To properly choose $\epsilon$, they define a similarity ratio to measure if the updated model is closer to the original model or to the retrained-from-scratch model. It is defined comparing the Area-Under-the-Curve (AUC) score corresponding to the Receiver Operating Characteristic (ROC) curve. In this setting they cannot conclude that SSSE converges precisely to the optimal forgetting step, but they show that it is effective in practice, not only for convex models but also for non-convex models.

Personal Thoughts

  • As far as I understand, they are using the entire dataset to compute the empirical FIM, hence contradicting their claim that SSSE only requires access to the data to be erased. This is a bit confusing.

  • The theoretical analysis is quite interesting, and definitely studying the optimal forgetting step in convex models is a good direction. However, they assume need to assume that the loss is not only strictly convex but also that it is the negative log-likelihood of the data. This is a strong assumption that justifies their reasoning but they translate it to a more general setting only providing empirical evidence.

  • Is nice that they introduce the similarity ratio to measure the performance of the method. There is a need for a metric to evaluate the performance of unlearning methods, and this is a good start.

Reference

[1] Peste, A., Alistarh, D., & Lampert, C. H. (2021).
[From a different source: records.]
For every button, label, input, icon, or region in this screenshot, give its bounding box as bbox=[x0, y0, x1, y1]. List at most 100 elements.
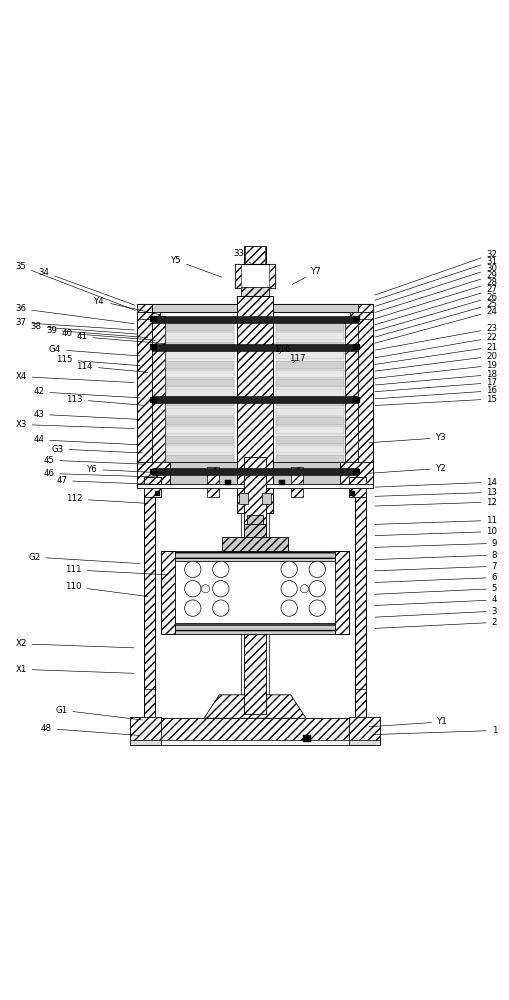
Bar bbox=[276, 379, 344, 387]
Text: Y5: Y5 bbox=[170, 256, 221, 277]
Bar bbox=[276, 389, 344, 397]
Bar bbox=[236, 296, 273, 513]
Text: 35: 35 bbox=[15, 262, 135, 310]
Text: 3: 3 bbox=[374, 607, 496, 617]
Text: 42: 42 bbox=[33, 387, 140, 398]
Text: 18: 18 bbox=[374, 370, 496, 385]
Bar bbox=[339, 462, 373, 487]
Bar bbox=[136, 462, 170, 487]
Text: 21: 21 bbox=[374, 342, 496, 364]
Circle shape bbox=[308, 600, 325, 616]
Bar bbox=[290, 467, 303, 497]
Bar bbox=[175, 551, 334, 561]
Bar bbox=[349, 717, 379, 740]
Text: 30: 30 bbox=[374, 264, 496, 306]
Text: 37: 37 bbox=[15, 318, 134, 330]
Text: X3: X3 bbox=[15, 420, 134, 429]
Bar bbox=[349, 717, 379, 745]
Bar bbox=[170, 462, 339, 487]
Text: 39: 39 bbox=[46, 326, 148, 338]
Text: 2: 2 bbox=[374, 618, 496, 628]
Bar bbox=[160, 718, 349, 740]
Circle shape bbox=[212, 600, 229, 616]
Circle shape bbox=[300, 585, 308, 593]
Bar bbox=[276, 417, 344, 425]
Bar bbox=[236, 298, 273, 305]
Bar bbox=[144, 487, 155, 719]
Bar bbox=[155, 487, 354, 719]
Bar bbox=[349, 491, 354, 496]
Text: 115: 115 bbox=[56, 355, 140, 366]
Text: 4: 4 bbox=[374, 595, 496, 605]
Bar bbox=[234, 264, 275, 288]
Text: 13: 13 bbox=[374, 488, 496, 497]
Text: Y4: Y4 bbox=[94, 297, 160, 315]
Bar bbox=[276, 464, 344, 472]
Circle shape bbox=[308, 561, 325, 578]
Bar bbox=[165, 379, 233, 387]
Bar bbox=[136, 312, 159, 319]
Text: 46: 46 bbox=[43, 469, 155, 478]
Circle shape bbox=[280, 600, 297, 616]
Text: 116: 116 bbox=[274, 345, 290, 354]
Text: 19: 19 bbox=[374, 361, 496, 378]
Bar bbox=[276, 332, 344, 340]
Bar bbox=[136, 311, 152, 482]
Bar bbox=[160, 551, 175, 634]
Text: 36: 36 bbox=[15, 304, 134, 324]
Text: 8: 8 bbox=[374, 551, 496, 560]
Bar bbox=[279, 480, 284, 485]
Bar bbox=[354, 487, 365, 719]
Text: 16: 16 bbox=[374, 386, 496, 399]
Bar bbox=[206, 467, 219, 497]
Bar bbox=[350, 312, 373, 319]
Text: 111: 111 bbox=[65, 565, 168, 575]
Text: 12: 12 bbox=[374, 498, 496, 507]
Bar bbox=[240, 287, 269, 299]
Text: 27: 27 bbox=[374, 285, 496, 325]
Text: Y6: Y6 bbox=[87, 465, 163, 474]
Text: Y7: Y7 bbox=[292, 267, 321, 284]
Bar bbox=[165, 436, 233, 444]
Text: Y3: Y3 bbox=[368, 433, 445, 443]
Circle shape bbox=[184, 600, 201, 616]
Text: 45: 45 bbox=[43, 456, 145, 465]
Text: 11: 11 bbox=[374, 516, 496, 525]
Text: G1: G1 bbox=[55, 706, 143, 720]
Bar bbox=[165, 417, 233, 425]
Text: X1: X1 bbox=[15, 665, 134, 674]
Bar bbox=[165, 389, 233, 397]
Text: 22: 22 bbox=[374, 333, 496, 358]
Bar bbox=[244, 457, 265, 714]
Bar bbox=[150, 344, 156, 350]
Text: 17: 17 bbox=[374, 378, 496, 392]
Text: 29: 29 bbox=[374, 271, 496, 313]
Bar bbox=[225, 480, 230, 485]
Circle shape bbox=[184, 561, 201, 578]
Bar bbox=[130, 717, 160, 745]
Text: 110: 110 bbox=[65, 582, 148, 597]
Text: Y1: Y1 bbox=[368, 717, 447, 727]
Text: 44: 44 bbox=[33, 435, 140, 445]
Circle shape bbox=[201, 585, 209, 593]
Bar bbox=[276, 323, 344, 331]
Bar bbox=[130, 718, 379, 740]
Text: 23: 23 bbox=[374, 324, 496, 350]
Bar bbox=[244, 246, 265, 265]
Bar bbox=[165, 342, 233, 350]
Text: G3: G3 bbox=[51, 444, 143, 454]
Circle shape bbox=[212, 581, 229, 597]
Text: 38: 38 bbox=[31, 322, 137, 334]
Bar bbox=[165, 455, 233, 463]
Bar bbox=[165, 426, 233, 434]
Bar bbox=[334, 551, 349, 634]
Bar bbox=[144, 477, 161, 497]
Bar bbox=[269, 264, 275, 288]
Text: 117: 117 bbox=[289, 354, 305, 363]
Circle shape bbox=[280, 561, 297, 578]
Bar bbox=[175, 561, 334, 623]
Text: X4: X4 bbox=[15, 372, 134, 383]
Bar bbox=[130, 717, 160, 740]
Bar bbox=[353, 469, 359, 475]
Bar bbox=[165, 464, 233, 472]
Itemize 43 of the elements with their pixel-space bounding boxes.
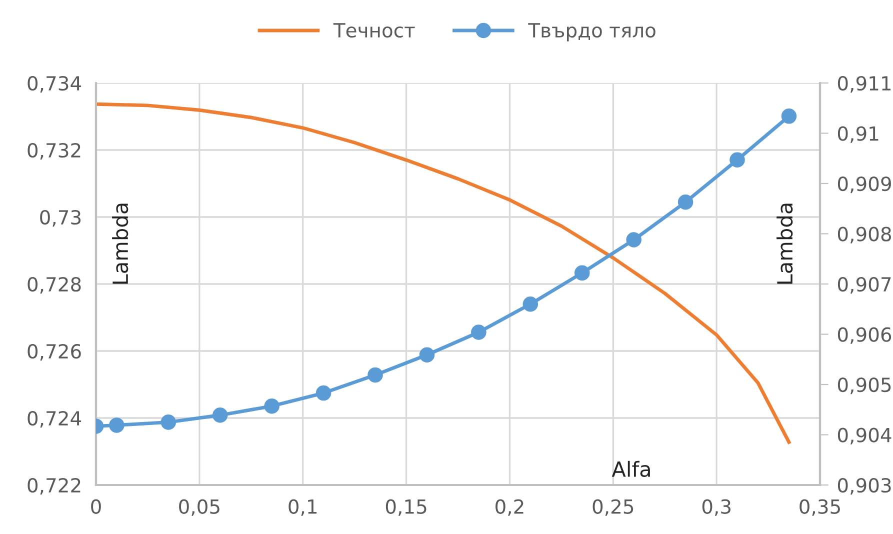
point	[574, 265, 590, 281]
y2-tick-label: 0,903	[838, 478, 891, 495]
x-tick-label: 0,35	[800, 499, 840, 516]
y-axis-title: Lambda	[112, 204, 128, 284]
point	[212, 408, 228, 423]
legend-label: Твърдо тяло	[528, 23, 656, 42]
point	[160, 414, 176, 430]
y-tick-label: 0,724	[28, 410, 82, 428]
point	[264, 398, 280, 414]
x-axis-title: Alfa	[612, 460, 650, 478]
point	[471, 324, 486, 340]
y2-tick-label: 0,904	[838, 428, 892, 444]
x-tick-label: 0,3	[702, 499, 730, 516]
y2-tick-label: 0,909	[838, 176, 891, 194]
x-tick-label: 0,2	[496, 499, 524, 516]
y2-axis-title: Lambda	[776, 204, 793, 284]
y-tick-label: 0,728	[28, 276, 81, 294]
y2-tick-label: 0,908	[838, 226, 891, 244]
x-tick-label: 0,05	[179, 499, 220, 516]
legend-label: Течност	[333, 23, 415, 38]
x-tick-label: 0,1	[288, 499, 317, 516]
point	[368, 367, 383, 383]
point	[419, 347, 435, 362]
x-tick-label: 0,25	[592, 499, 634, 516]
point	[781, 108, 797, 124]
y-tick-label: 0,73	[40, 210, 81, 227]
point	[316, 385, 332, 401]
point	[626, 232, 642, 248]
y2-tick-label: 0,907	[838, 276, 891, 294]
y-tick-label: 0,726	[28, 344, 81, 361]
y2-tick-label: 0,911	[838, 76, 891, 93]
y2-tick-label: 0,91	[838, 126, 878, 143]
point	[522, 296, 538, 312]
y-tick-label: 0,734	[28, 76, 82, 93]
y2-tick-label: 0,905	[838, 377, 891, 394]
y-tick-label: 0,722	[28, 478, 80, 495]
point	[678, 194, 694, 210]
x-tick-label: 0	[91, 499, 101, 514]
point	[109, 418, 124, 433]
point	[730, 152, 745, 168]
y-tick-label: 0,732	[28, 142, 80, 160]
x-tick-label: 0,15	[386, 499, 426, 516]
y2-tick-label: 0,906	[838, 327, 892, 344]
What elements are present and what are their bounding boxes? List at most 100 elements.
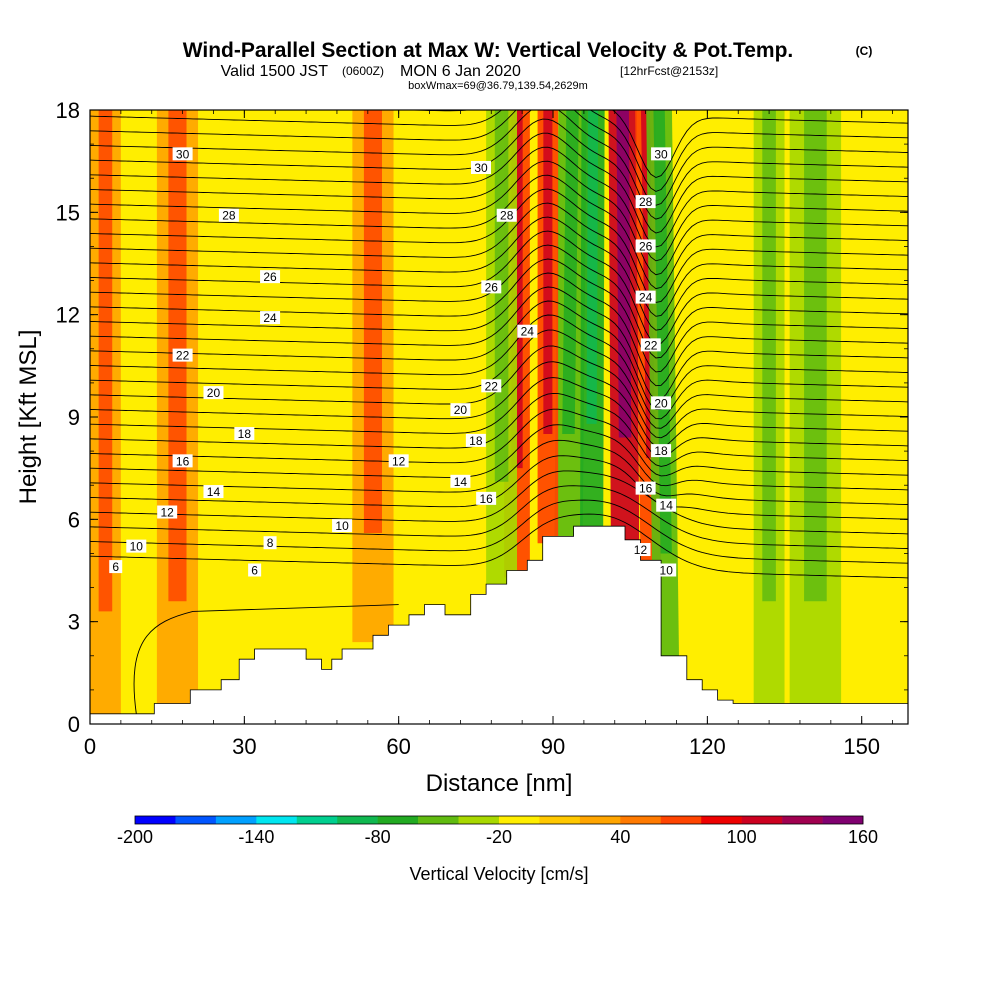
theta-contour (90, 272, 908, 387)
contour-label: 22 (172, 348, 193, 363)
y-tick-label: 18 (56, 98, 80, 123)
contour-label: 22 (481, 379, 502, 393)
colorbar-frame (134, 815, 864, 825)
colorbar-swatch (296, 816, 338, 824)
theta-contour (90, 329, 908, 429)
x-tick-label: 30 (232, 734, 256, 759)
valid-time-a: Valid 1500 JST (221, 63, 329, 80)
colorbar-swatch (701, 816, 742, 824)
contour-label-text: 10 (130, 540, 144, 554)
contour-label: 26 (481, 280, 502, 294)
contour-label-text: 30 (654, 147, 668, 161)
contour-label: 24 (517, 324, 538, 339)
contour-label: 24 (635, 290, 656, 305)
contour-label-text: 10 (335, 519, 349, 533)
contour-label-text: 18 (469, 434, 483, 448)
contour-label-text: 28 (222, 209, 236, 223)
theta-contour (90, 361, 908, 448)
contour-label-text: 12 (392, 454, 406, 468)
contour-label: 6 (109, 560, 123, 574)
theta-contour (90, 424, 908, 491)
x-tick-label: 150 (843, 734, 880, 759)
theta-contour (90, 485, 908, 549)
theta-contour (90, 110, 908, 206)
colorbar-swatch (579, 816, 621, 824)
w-band-core (543, 110, 553, 435)
contour-label-text: 30 (176, 147, 190, 161)
theta-contour (90, 470, 908, 535)
theta-contour (133, 604, 399, 714)
contour-label: 28 (496, 208, 517, 223)
contour-label: 26 (260, 270, 281, 284)
contour-label-text: 20 (454, 403, 468, 417)
x-tick-label: 0 (84, 734, 96, 759)
contour-label: 10 (126, 539, 147, 554)
colorbar-tick-label: 160 (848, 827, 878, 847)
w-band-core (98, 110, 113, 612)
theta-contour (394, 110, 908, 178)
contour-label-text: 16 (176, 454, 190, 468)
contour-label-text: 20 (207, 386, 221, 400)
contour-labels: 6 10 12 14 16 18 20 22 24 26 28 30 30 28 26 24 22 20 18 16 1… (109, 147, 677, 578)
contour-label: 26 (635, 239, 656, 253)
colorbar-swatch (418, 816, 459, 824)
contour-label-text: 18 (654, 444, 668, 458)
colorbar-swatch (458, 816, 500, 824)
x-axis-label: Distance [nm] (426, 770, 573, 797)
contour-label-text: 22 (176, 349, 190, 363)
colorbar-tick-label: -20 (486, 827, 512, 847)
colorbar-swatch (822, 816, 864, 824)
colorbar-swatch (660, 816, 702, 824)
colorbar-tick-label: 40 (610, 827, 630, 847)
colorbar-swatch (539, 816, 581, 824)
y-tick-label: 15 (56, 200, 80, 225)
terrain (90, 525, 908, 724)
contour-label: 20 (450, 403, 471, 417)
contour-label-text: 14 (454, 475, 468, 489)
contour-label-text: 20 (654, 396, 668, 410)
contour-label: 30 (172, 147, 193, 161)
contour-label-text: 22 (485, 379, 499, 393)
colorbar-swatch (782, 816, 823, 824)
theta-contour (90, 110, 908, 220)
contour-label: 8 (263, 536, 277, 550)
contour-label: 16 (476, 491, 497, 506)
colorbar-tick-label: -80 (365, 827, 391, 847)
theta-contour (90, 286, 908, 401)
valid-time-b: (0600Z) (342, 64, 384, 78)
colorbar-swatch (337, 816, 378, 824)
contour-label-text: 14 (207, 485, 221, 499)
contour-label: 24 (260, 311, 281, 325)
contour-label: 22 (640, 338, 661, 352)
contour-label-text: 28 (639, 195, 653, 209)
theta-contour (90, 230, 908, 345)
contour-label-text: 6 (251, 564, 258, 578)
contour-label-text: 6 (112, 560, 119, 574)
x-tick-label: 120 (689, 734, 726, 759)
theta-contour (90, 110, 908, 192)
chart-title: Wind-Parallel Section at Max W: Vertical… (183, 39, 794, 62)
theta-contour (90, 146, 908, 262)
theta-contour (90, 216, 908, 331)
contour-label: 12 (157, 505, 178, 520)
contour-label: 28 (218, 208, 239, 223)
contour-label-text: 24 (263, 311, 277, 325)
contour-label-text: 28 (500, 209, 514, 223)
contour-label: 14 (203, 485, 224, 499)
valid-time-c: MON 6 Jan 2020 (400, 63, 521, 80)
title-mark: (C) (856, 44, 873, 58)
contour-label-text: 26 (485, 280, 499, 294)
theta-contour (90, 439, 908, 505)
colorbar: -200 -140 -80 -20 40 100 160 (117, 815, 878, 847)
w-band-core (804, 110, 827, 602)
contour-label: 10 (656, 563, 677, 578)
axes: 0 30 60 90 120 150 0 3 6 9 12 15 18 (56, 98, 908, 759)
colorbar-swatch (135, 816, 176, 824)
contour-label-text: 16 (479, 492, 493, 506)
colorbar-tick-label: -140 (238, 827, 274, 847)
colorbar-label: Vertical Velocity [cm/s] (409, 864, 588, 884)
theta-contour (90, 408, 908, 477)
contour-label: 20 (203, 386, 224, 400)
contour-label: 16 (635, 481, 656, 496)
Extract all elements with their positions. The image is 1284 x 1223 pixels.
SSSE: Efficiently Erasing Samples From Trained Machine Learning Models. arXiv:2107.03860.

[2] Sherman, J., & Morrison, W. J. (1950). Adjustment of an Inverse Matrix Corresponding to Changes in the Elements of a Given Column or a Given Row of the Original Matrix. The Annals of Mathematical Statistics, 21(1), 124-127.